Abstract

The therapeutic relationship is pivotal to mental health nursing, but very little is known about how it is experienced in adult eating disorder services. This paper reports on a research project that sought to discover how the therapeutic relationship is experienced between care workers and women with anorexia nervosa in an adult eating disorder service. Both care workers and women spoke of a relationship that had similarities to the mother-daughter relationship, that it felt therapeutic and that it was in keeping with a professional and compassionate nursing approach. These findings provide new insight. Maternalism is seen as a positive, nurturing and transient relationship that ensures the safety of the person and promotes recovery and transition to eventual independence.
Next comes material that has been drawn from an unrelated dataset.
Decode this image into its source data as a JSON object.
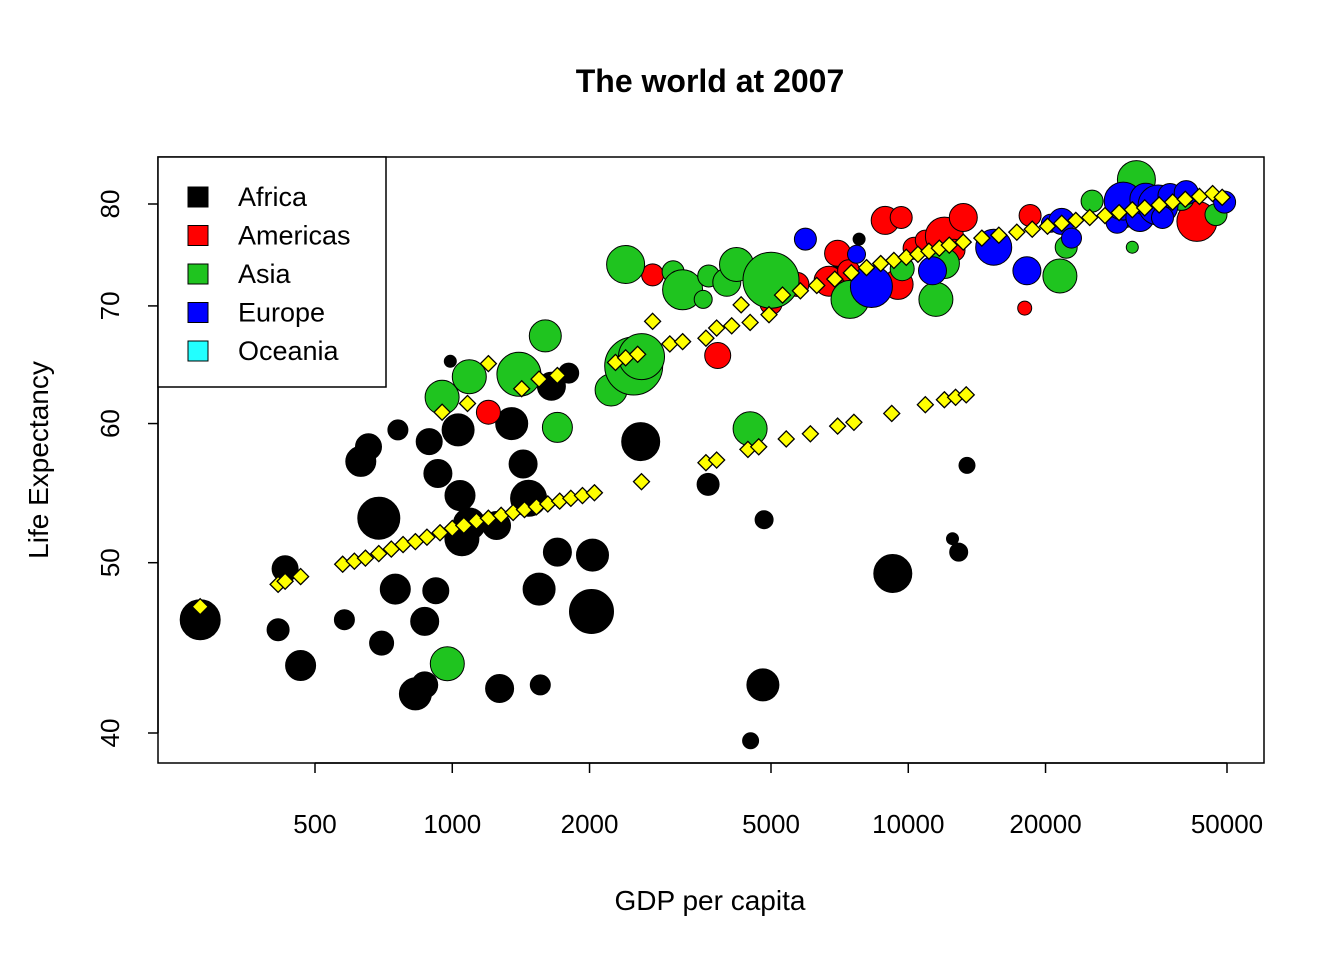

This paper reports on a UK interpretative phenomenological research study that aimed to explore the lived experience of the relationship between women with anorexia and their care workers in the context of a specialist eating disorder (ED) unit. Here, the concept of maternalism as a phenomenon occurring within the therapeutic relationship in specialist ED units is discussed. Consideration is given to the parallel roles of the health care worker whose duty it is to protect, preserve life and to promote health and that of a mother/guardian. Although seemingly simplistic, the comforting, soothing and nurturing techniques that are used by the workers to diffuse distress and help the person feel cared for have many similarities to 'mothering'. Hence, a maternalistic approach that provides a sense of security and nurturing can be a compassionate way to facilitate hope and a route out of their anorexia into recovery, in the same way that good parenting can facilitate maturation and independence.